When the WebDriver loads the web page, it may take a few seconds for the WebDriver to make Ajax requests and then generate the page content. Thus it is recommended to configure the WebDriver to wait for some time until the section we intend to scrape is loaded completely. In this example, we want to scraped the data in the table. The data is placed under class "text-bold". Thus we set the WebDriver to wait for 5s until the class 'text-bold' gets loaded. If the section does not get loaded in 5s, a TimeoutException will be thrown.

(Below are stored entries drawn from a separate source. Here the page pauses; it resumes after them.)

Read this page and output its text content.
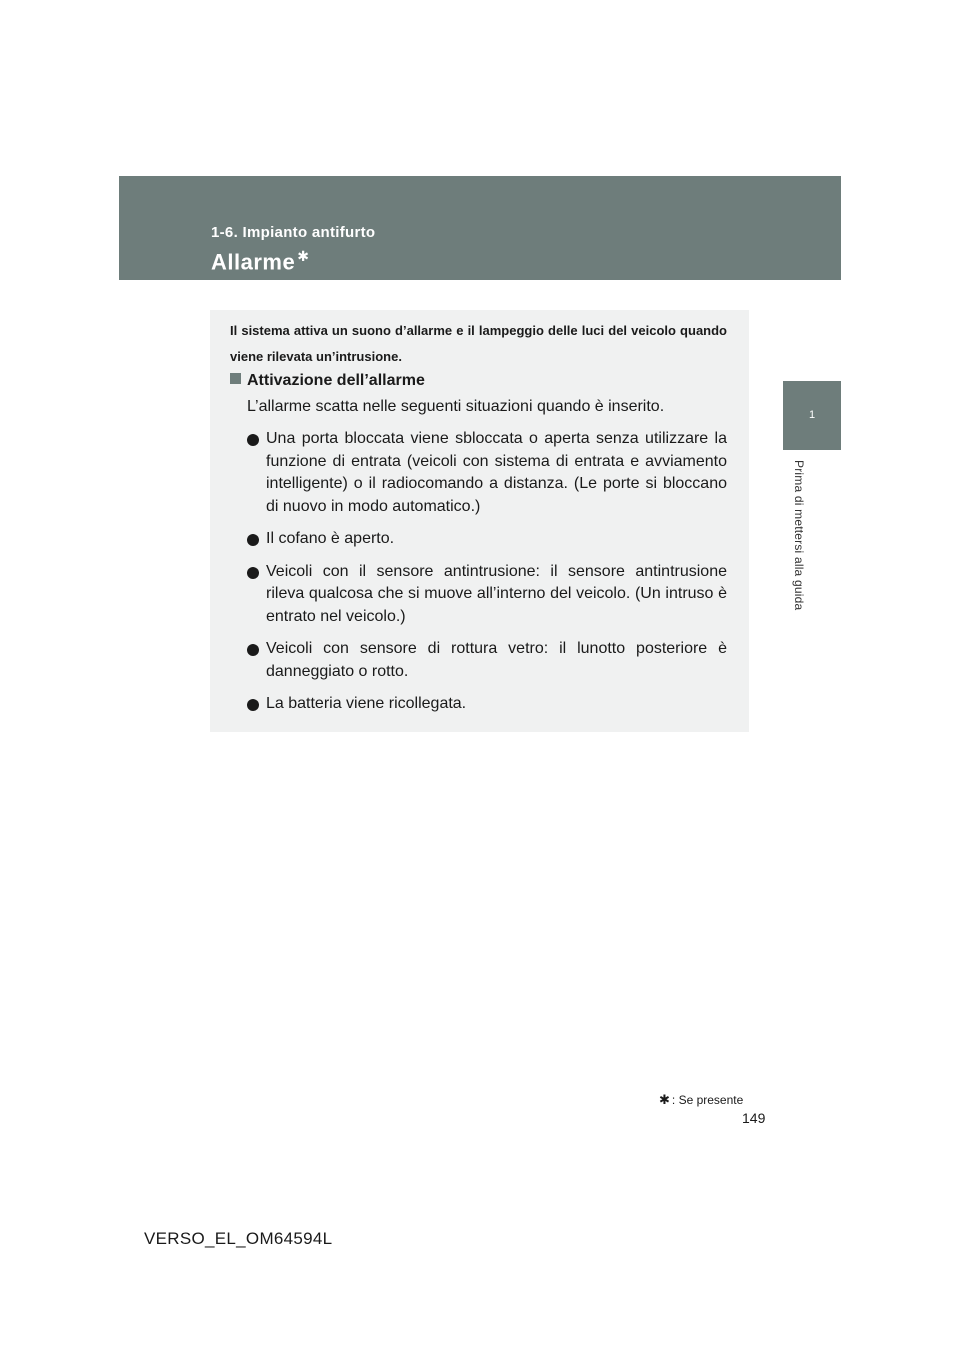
1-6. Impianto antifurto
Allarme ✱
1
Prima di mettersi alla guida
Il sistema attiva un suono d’allarme e il lampeggio delle luci del veicolo quando viene rilevata un’intrusione.
Attivazione dell’allarme
L’allarme scatta nelle seguenti situazioni quando è inserito.
Una porta bloccata viene sbloccata o aperta senza utilizzare la funzione di entrata (veicoli con sistema di entrata e avviamento intelligente) o il radiocomando a distanza. (Le porte si bloccano di nuovo in modo automatico.)
Il cofano è aperto.
Veicoli con il sensore antintrusione: il sensore antintrusione rileva qualcosa che si muove all’interno del veicolo. (Un intruso è entrato nel veicolo.)
Veicoli con sensore di rottura vetro: il lunotto posteriore è danneggiato o rotto.
La batteria viene ricollegata.
✱ : Se presente
149
VERSO_EL_OM64594L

from selenium.WebDriver.support.ui import WebDriverWait
from selenium.WebDriver.support import expected_conditions as EC
from selenium.WebDriver.common.by import By

wait_elementid = "//a[@class='text-bold']"
wait_time = 5
WebDriverWait(self.driver, wait_time).until(EC.visibility_of_element_located((By.XPATH, wait_elementid)))
5. Conclusion

Dynamically generated web pages are different from their source codes and thus we cannot scrape the web pages by HTTP requests. Executing JavaScript with Selenium is a solution to scrape the web pages without losing any data. Furthermore, if the data to be scraped is retrieved via Ajax requests, we may search for the request urls in the performance logs of the WebDriver and retrieve the data directly by making HTTP requests.